How Cyber Security principles could have stopped the destruction of the Death Star

As we all know when the Death Star was fully operational it was most advanced battle station in the universe. The immortal words utter by the Generals, Admirals and Captains that “any attack on the Death Star would be futile” would probably have remained true, had they not be so focused on their operational objectives and applied sound Cyber Security principles.

In the first instance, we know that the ‘Death Star IP’ had already been stolen, and the ‘board’ exhausted huge amounts of manpower and resource trying to find the perpetrator and achieving operational superiority rather than ensuring basic ‘role based access’ and ‘information classification’ had been applied to the IP in the first place. We will give them the benefit of the doubt on these points, but what cannot be excused is the following sequence of events that any aspiring empire should pay close attention to:

TOO SHORT TO BE A STORM TROOPER?

You have just seen something very suspicious looking, turn up in your loading bay and you don’t think this is cause to question or raise the alarm? Clearly, the ‘Darkside hadn’t established a security conscious culture within their personnel. Surely this could have been avoided with a well-placed Security Awareness Training programme and Physical Penetration Test? Shame on you TK 421.

OPEN USB PORTS ANYONE

Not only have they allowed a ‘droid’ to insert a pen drive into their systems, but no network segregation. Why don’t you just allow him into the Death Star mainframe!

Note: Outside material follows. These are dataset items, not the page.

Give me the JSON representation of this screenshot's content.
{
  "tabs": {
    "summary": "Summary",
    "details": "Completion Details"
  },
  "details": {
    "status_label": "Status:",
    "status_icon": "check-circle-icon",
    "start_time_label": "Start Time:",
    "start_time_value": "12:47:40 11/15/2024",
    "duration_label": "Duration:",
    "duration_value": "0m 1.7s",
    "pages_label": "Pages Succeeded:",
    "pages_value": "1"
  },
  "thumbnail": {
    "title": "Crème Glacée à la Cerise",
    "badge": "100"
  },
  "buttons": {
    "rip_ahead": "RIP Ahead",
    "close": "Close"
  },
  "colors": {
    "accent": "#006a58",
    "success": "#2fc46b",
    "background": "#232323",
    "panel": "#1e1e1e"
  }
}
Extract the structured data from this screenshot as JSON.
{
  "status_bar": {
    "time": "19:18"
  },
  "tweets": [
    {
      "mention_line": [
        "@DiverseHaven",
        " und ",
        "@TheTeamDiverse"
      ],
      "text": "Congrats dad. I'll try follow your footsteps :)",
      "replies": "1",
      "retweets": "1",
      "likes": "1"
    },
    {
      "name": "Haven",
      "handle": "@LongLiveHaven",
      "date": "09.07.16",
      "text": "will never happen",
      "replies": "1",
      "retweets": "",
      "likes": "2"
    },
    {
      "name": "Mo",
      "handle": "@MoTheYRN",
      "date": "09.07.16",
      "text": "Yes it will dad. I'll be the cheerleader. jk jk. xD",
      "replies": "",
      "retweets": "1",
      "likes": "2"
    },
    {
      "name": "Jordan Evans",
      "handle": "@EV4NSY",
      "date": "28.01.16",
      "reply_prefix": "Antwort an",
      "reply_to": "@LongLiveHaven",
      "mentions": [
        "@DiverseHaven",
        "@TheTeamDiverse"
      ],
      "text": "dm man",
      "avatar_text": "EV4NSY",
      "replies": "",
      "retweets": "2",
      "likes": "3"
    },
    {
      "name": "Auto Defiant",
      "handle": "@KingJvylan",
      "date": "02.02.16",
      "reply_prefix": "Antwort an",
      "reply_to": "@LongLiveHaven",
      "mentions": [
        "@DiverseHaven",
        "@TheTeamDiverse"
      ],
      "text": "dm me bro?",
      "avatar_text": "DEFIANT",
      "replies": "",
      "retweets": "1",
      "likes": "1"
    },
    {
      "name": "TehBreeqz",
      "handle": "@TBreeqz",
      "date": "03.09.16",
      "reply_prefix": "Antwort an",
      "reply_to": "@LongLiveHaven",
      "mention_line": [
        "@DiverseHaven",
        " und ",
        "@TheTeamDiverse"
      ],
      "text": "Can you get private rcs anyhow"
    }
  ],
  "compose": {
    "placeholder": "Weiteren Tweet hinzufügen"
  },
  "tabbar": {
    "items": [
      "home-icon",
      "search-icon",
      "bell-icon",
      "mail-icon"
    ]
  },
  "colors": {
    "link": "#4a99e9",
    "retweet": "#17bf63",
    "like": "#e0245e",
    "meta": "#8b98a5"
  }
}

Oh wait they did.

Applying some simple security controls (USB lockdown), conducting an internal penetration test and VLAN’ing the network would have stopped them identifying the critical data assets (the tractor beam). If R2 had wanted to a well-placed piece of malware here would have saved quite a X-Wing pilots lives.

CRITICAL DATA ASSETS, ITS OK THEY DONT NEED MONITORING

I mean having a tractor beam to ensure you can pull in ‘traffic’ into your Battle Station feels like it should be important and fairly mission critical. Yet the Empire decided that no CCTV, access control and system monitoring is the way forward here. I don’t know who the CISO is in this place, but someone needs to have a word.

INCIDENT RESPONSE PROCESS, OF COURSE WE HAVE ONE!

By this point, the Empire knew there was a confirmed incident taking place and decided well formatted lines of storms troopers running around was the best approach. Interesting Incident response process! maybe containment around the Millennium Falcon would have been a better approach. Or at the very least testing their response process annually.

CRITICAL VULNERABILITY YOUR SAY? PFFFT!

And finally, the most unforgivable oversight in the history of the Empire, a critical vulnerability that is not mitigated. It wasn’t even flagged on the risk register and probably ignored in the develop lifecycle, all to hit the Emperor’s deadlines. Maybe a well placed external infrastructure test would have flagged this up earlier? At the very least they could have put in compensating controls like extra turbo lasers, may be close the port to incoming traffic.

I mean it’s not like Proton Torpedo’s constitute as a zero day!

In summary, timely adoption of good security practice could have led the Empire to victory, but it would seem the leaders of the Death Star were focused on their objectives rather than considering they could become the target of a well-placed attack. I can only assume all of these Vulnerabilities were acceptable to Sith, or they had transferred the risk by taking out expensive Cyber Assurance!